Intendo dissociarmi apertamente e pubblicamente da questa che ritengo una violazione non solo del principio della pari dignità formale degli studenti, non solo della forma e della sostanza di un atto pubblico quale una proclamazione di laurea, non solo della dignità di un corpo docente che il Rettore dovrebbe rappresentare, ma anche dei requisiti etici di una istituzione universitaria d’eccellenza quale l’Università San Raffaele giustamente aspira ad essere.

Tengo a dissociarmi nettamente e pubblicamente e da queste parole e dalla logica che le sottende, logica che da una vita combatto, come combatto da sempre il corporativismo e i sistemi clientelari dell’Università italiana, e il progressivo affossamento di tutti i criteri di eccellenza e di merito, oltre che dell’Università stessa come scuola di libertà.

Me ne dissocio individualmente, anche se spero che la deprecazione dell’accaduto sia unanime fra il corpo docente.
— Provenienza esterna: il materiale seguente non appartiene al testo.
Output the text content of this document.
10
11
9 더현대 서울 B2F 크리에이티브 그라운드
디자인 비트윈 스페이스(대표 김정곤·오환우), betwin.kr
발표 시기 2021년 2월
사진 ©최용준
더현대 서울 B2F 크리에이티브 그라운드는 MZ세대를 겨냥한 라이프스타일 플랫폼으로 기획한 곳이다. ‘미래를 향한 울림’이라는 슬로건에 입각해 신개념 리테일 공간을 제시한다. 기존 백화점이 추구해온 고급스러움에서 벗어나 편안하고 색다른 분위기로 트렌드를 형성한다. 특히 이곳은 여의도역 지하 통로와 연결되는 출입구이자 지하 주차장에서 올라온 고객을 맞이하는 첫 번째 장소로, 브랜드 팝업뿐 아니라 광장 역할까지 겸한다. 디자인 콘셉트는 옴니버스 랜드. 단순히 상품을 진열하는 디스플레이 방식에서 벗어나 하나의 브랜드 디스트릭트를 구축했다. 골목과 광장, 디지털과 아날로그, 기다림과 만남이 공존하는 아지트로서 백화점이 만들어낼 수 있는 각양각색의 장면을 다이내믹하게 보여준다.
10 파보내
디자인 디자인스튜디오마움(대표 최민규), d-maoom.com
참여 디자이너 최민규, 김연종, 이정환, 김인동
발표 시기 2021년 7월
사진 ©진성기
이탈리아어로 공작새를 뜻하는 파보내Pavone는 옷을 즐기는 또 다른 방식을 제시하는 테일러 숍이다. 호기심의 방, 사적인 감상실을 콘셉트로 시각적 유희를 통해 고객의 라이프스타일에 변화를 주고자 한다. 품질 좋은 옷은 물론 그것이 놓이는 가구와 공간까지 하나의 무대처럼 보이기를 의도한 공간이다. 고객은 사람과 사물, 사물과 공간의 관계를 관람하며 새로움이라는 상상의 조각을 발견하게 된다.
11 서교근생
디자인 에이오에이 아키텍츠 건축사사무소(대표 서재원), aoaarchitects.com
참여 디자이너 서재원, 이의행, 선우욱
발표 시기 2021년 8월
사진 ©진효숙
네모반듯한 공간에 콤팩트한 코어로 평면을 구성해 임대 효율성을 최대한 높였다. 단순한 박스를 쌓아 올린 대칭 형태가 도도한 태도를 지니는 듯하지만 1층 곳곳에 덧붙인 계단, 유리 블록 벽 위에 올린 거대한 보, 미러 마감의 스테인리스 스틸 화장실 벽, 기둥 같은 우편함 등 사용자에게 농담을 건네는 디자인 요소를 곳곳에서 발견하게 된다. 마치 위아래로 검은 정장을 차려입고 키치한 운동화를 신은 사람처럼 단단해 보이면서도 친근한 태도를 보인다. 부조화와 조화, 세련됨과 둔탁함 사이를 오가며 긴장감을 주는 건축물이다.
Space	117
Ma tengo a ribadire con questa mia serena dichiarazione che non sono né di principio né di fatto corresponsabile dell’andamento di questa cerimonia: non di principio per le profonde ragioni di dissenso che ho qui espresso, non di fatto, perché in effetti non figuravo fra i membri della commissione relativa alla candidata in questione, e certamente non perché avessi chiesto di esserne esonerata.